Bergen, Norway-based aquaculture analytics firm Manolin has launched a new data tracking tool – dubbed Innsikt – to help salmon farmers track, compare, and improve sea lice treatment strategies.
Manolin was founded last year by two software engineers, including a graduate of the Massachusetts Institute of Technology, via the Hatch accelerator program.
Innsikt is a web-based platform that enables farmers to identify which treatment strategies have been the most successful. It was built after Manolin crunched treatment data from across the entire industry, isolated metrics, and developed an overall score that measures treatment strategy effectiveness since 2015, company CEO Tony Chen told SeafoodSource.
“There’s a lot of information out there with no tools to navigate it,” Manolin CEO Tony Chen said. “We’re not here to tell the farmers what to do. They are extremely good at what they do, and we hope that our information can be another tool for them to utilize. In the face of unpredictability, whether it’s the weather conditions or fish health, we believe one way to really measure if a treatment works is to compare with rest of the industry. For example, by using our treatment profiles, farmers can track if their use of preventative treatments, such as cleanerfish, had the same effect on their farms as others across Norway.”

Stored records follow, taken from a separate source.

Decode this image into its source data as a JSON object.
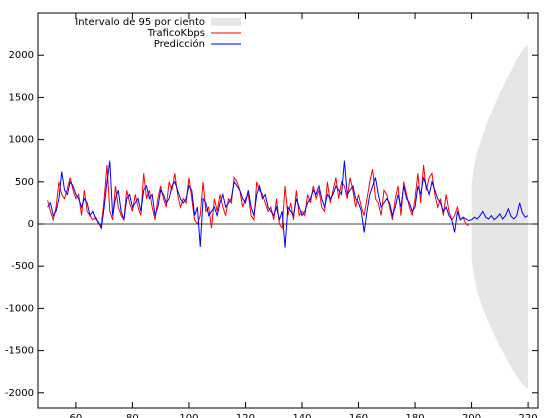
{
  "chart_data": {
    "type": "line",
    "x": [
      50,
      51,
      52,
      53,
      54,
      55,
      56,
      57,
      58,
      59,
      60,
      61,
      62,
      63,
      64,
      65,
      66,
      67,
      68,
      69,
      70,
      71,
      72,
      73,
      74,
      75,
      76,
      77,
      78,
      79,
      80,
      81,
      82,
      83,
      84,
      85,
      86,
      87,
      88,
      89,
      90,
      91,
      92,
      93,
      94,
      95,
      96,
      97,
      98,
      99,
      100,
      101,
      102,
      103,
      104,
      105,
      106,
      107,
      108,
      109,
      110,
      111,
      112,
      113,
      114,
      115,
      116,
      117,
      118,
      119,
      120,
      121,
      122,
      123,
      124,
      125,
      126,
      127,
      128,
      129,
      130,
      131,
      132,
      133,
      134,
      135,
      136,
      137,
      138,
      139,
      140,
      141,
      142,
      143,
      144,
      145,
      146,
      147,
      148,
      149,
      150,
      151,
      152,
      153,
      154,
      155,
      156,
      157,
      158,
      159,
      160,
      161,
      162,
      163,
      164,
      165,
      166,
      167,
      168,
      169,
      170,
      171,
      172,
      173,
      174,
      175,
      176,
      177,
      178,
      179,
      180,
      181,
      182,
      183,
      184,
      185,
      186,
      187,
      188,
      189,
      190,
      191,
      192,
      193,
      194,
      195,
      196,
      197,
      198,
      199,
      200,
      201,
      202,
      203,
      204,
      205,
      206,
      207,
      208,
      209,
      210,
      211,
      212,
      213,
      214,
      215,
      216,
      217,
      218,
      219,
      220
    ],
    "series": [
      {
        "name": "Intervalo de 95 por ciento",
        "color": "#e6e6e6",
        "x": [
          200,
          201,
          202,
          203,
          204,
          205,
          206,
          207,
          208,
          209,
          210,
          211,
          212,
          213,
          214,
          215,
          216,
          217,
          218,
          219,
          220
        ],
        "upper": [
          450,
          700,
          850,
          950,
          1050,
          1150,
          1250,
          1320,
          1400,
          1480,
          1550,
          1620,
          1690,
          1750,
          1820,
          1880,
          1950,
          2000,
          2060,
          2100,
          2120
        ],
        "lower": [
          -400,
          -650,
          -800,
          -900,
          -1000,
          -1080,
          -1160,
          -1240,
          -1310,
          -1380,
          -1450,
          -1510,
          -1580,
          -1640,
          -1700,
          -1750,
          -1800,
          -1850,
          -1900,
          -1930,
          -1950
        ]
      },
      {
        "name": "TraficoKbps",
        "color": "#ff0000",
        "values": [
          280,
          150,
          50,
          200,
          500,
          350,
          300,
          420,
          550,
          400,
          300,
          350,
          100,
          400,
          150,
          100,
          50,
          80,
          0,
          -20,
          300,
          700,
          150,
          50,
          450,
          200,
          100,
          50,
          400,
          250,
          150,
          350,
          200,
          100,
          600,
          300,
          400,
          200,
          50,
          300,
          450,
          300,
          200,
          500,
          400,
          600,
          350,
          200,
          300,
          250,
          550,
          300,
          50,
          0,
          100,
          500,
          150,
          200,
          -50,
          300,
          150,
          350,
          200,
          100,
          300,
          250,
          550,
          500,
          400,
          200,
          300,
          350,
          100,
          50,
          500,
          400,
          350,
          250,
          150,
          200,
          50,
          300,
          0,
          -50,
          450,
          100,
          250,
          50,
          400,
          100,
          150,
          100,
          350,
          250,
          450,
          300,
          400,
          200,
          150,
          500,
          250,
          400,
          550,
          300,
          500,
          450,
          300,
          550,
          400,
          200,
          350,
          200,
          100,
          300,
          500,
          650,
          300,
          250,
          100,
          400,
          350,
          200,
          50,
          300,
          450,
          100,
          500,
          350,
          200,
          100,
          300,
          600,
          250,
          700,
          400,
          550,
          600,
          350,
          200,
          300,
          100,
          350,
          150,
          50,
          100,
          200,
          50,
          80,
          0,
          -20,
          null,
          null,
          null,
          null,
          null,
          null,
          null,
          null,
          null,
          null,
          null,
          null,
          null,
          null,
          null,
          null,
          null,
          null,
          null,
          null,
          null
        ]
      },
      {
        "name": "Predicción",
        "color": "#0000ff",
        "values": [
          200,
          250,
          100,
          150,
          300,
          620,
          400,
          350,
          500,
          450,
          350,
          300,
          200,
          300,
          250,
          100,
          150,
          60,
          20,
          -50,
          200,
          500,
          750,
          100,
          300,
          400,
          150,
          50,
          300,
          350,
          200,
          250,
          300,
          150,
          400,
          450,
          300,
          350,
          100,
          200,
          400,
          350,
          250,
          300,
          450,
          500,
          400,
          300,
          250,
          300,
          450,
          400,
          100,
          200,
          -270,
          300,
          250,
          100,
          150,
          200,
          100,
          250,
          350,
          200,
          250,
          300,
          500,
          450,
          400,
          300,
          250,
          400,
          200,
          100,
          350,
          450,
          300,
          350,
          200,
          150,
          100,
          200,
          50,
          150,
          -280,
          200,
          150,
          100,
          300,
          200,
          100,
          150,
          250,
          300,
          400,
          350,
          450,
          300,
          200,
          350,
          300,
          350,
          450,
          400,
          350,
          750,
          350,
          400,
          450,
          300,
          250,
          150,
          -100,
          150,
          350,
          450,
          550,
          350,
          200,
          250,
          300,
          250,
          100,
          200,
          350,
          200,
          450,
          300,
          250,
          150,
          200,
          450,
          350,
          550,
          450,
          350,
          500,
          400,
          300,
          250,
          150,
          200,
          100,
          50,
          -100,
          150,
          50,
          80,
          60,
          40,
          50,
          80,
          60,
          100,
          150,
          80,
          60,
          100,
          50,
          80,
          120,
          60,
          100,
          180,
          90,
          60,
          100,
          250,
          130,
          80,
          100
        ]
      }
    ],
    "xlim": [
      46.6,
      223.5
    ],
    "ylim": [
      -2180,
      2500
    ],
    "xticks": [
      60,
      80,
      100,
      120,
      140,
      160,
      180,
      200,
      220
    ],
    "yticks": [
      -2000,
      -1500,
      -1000,
      -500,
      0,
      500,
      1000,
      1500,
      2000
    ],
    "legend": "upper left"
  }
}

Trying new sea lice treatment strategies is both expensive and often risky, Chen said, and Innsikt is designed to give information to aquaculture firms about which treatments are most effective and give them the ability to track their progress in combating sea lice after treatment has begun.
Chen said salmon-farming companies are becoming more interested in his company’s technology as the costs associated with sea lice have risen. He said a report by PricewaterhouseCoopers showed sea lice now impact 17 percent of all production costs, up 233 percent since 2010.
Blom’s CFO Hårvard Tennebø said his company has found success using Innsikt.
“We are using the data in Innsikt to lay the groundwork for how to change our treatment strategies in the future,” Tennebø said. “With just a few clicks, I’m able to put together information that would have previously taken me…quite honestly a lot of time.”